Erenstone likewise avails himself to accompany patients to physical therapy appointments so he can be at hand to make adjustments to the patient’s prosthesis or share his knowledge and resources with the physical therapist. “I have amputee gait education videos that I loan out to therapists in case they don’t feel comfortable or are unfamiliar with amputees,” he explains. He says that physical therapists are easier to contact, which he does via e-mail or phone, and he finds that the best way to contact physicians is to forward his suggestion or request through their nursing staff. “A lot of times I’ll contact the nursing staff and they’ll run it by the doctor when the doctor has a free moment, and then the doctor will go forward with it.” When necessary, however, he has contacted physicians via e-mail, phone, and pager. “Very seldom do I get face-to-face meetings. When I do it takes many scheduling attempts,” he says, adding that physicians are generally so pressed for time that it is not worth pursuing.


The benefits to the patient are what make this extra work worthwhile, our experts agree. While it takes more work on the front end, it reduces the back-end work and increases patient satisfaction and outcomes.

“If I manage their care a little bit more, they’re probably going to be a higher functioning amputee who is going to need additional prostheses in the future,” Erenstone says. “It makes the patients happy, it makes the doctor happy, and it makes the patient outcome better. I am always looking for win-win situations.” Further keeping patients in mind, he has compiled a list of resources including home health agencies, independent living centers, and places to go for assistive devices such as hand controls for a car.

Melton says coordinated care is all about accessibility. “[W]hatever it is they need from a medical necessity standpoint, it is really important that we coordinate what is going on....You can’t get things done unless you include everyone who is responsible for their pieces. [I]t’s driven from one central process that knows what issues the patient is going to face….”

Coordinated care models instill confidence in the patients, Wallace says. “I certainly believe that when the patient sees that collaboration take place they have greater confidence in…both the system that is the delivery model and also in the prosthetic system, what components they are going to receive.”

Indeed, the benefits of coordinated care also extend to the healthcare team as well. They are better informed about the patient’s needs, comorbidities, and ancillary care. “We definitely have the advantage to have more than one practitioner in the room if we need it,” Wallace says. “So if we get a complex case, and this happens very routinely here, we may bring two or three or four of us in the room to discuss what is going on. I think it is a great experience for the patient. And it really is good for us because we are cross-pollinating our education with each other.”

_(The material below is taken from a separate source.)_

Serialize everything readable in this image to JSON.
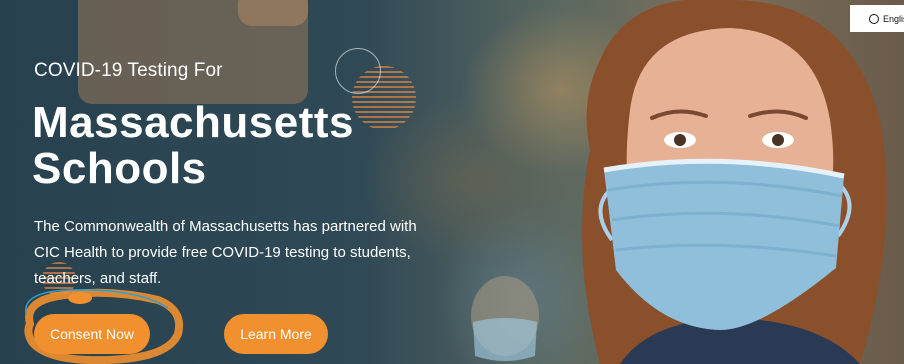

“[I]f there are other needs of that patient, you are not just focused on your little silo, where I am just looking at putting this prosthesis on this person and getting them out the door and sending them to the next medical practitioner,” Logan adds. “I think it makes us better clinicians, too, because we constantly have to work with our coworkers from other fields, from other areas of expertise, and we have to be familiar with their areas and they need to be familiar with ours, so we have to communicate…. [I]t takes away the tunnel vision.”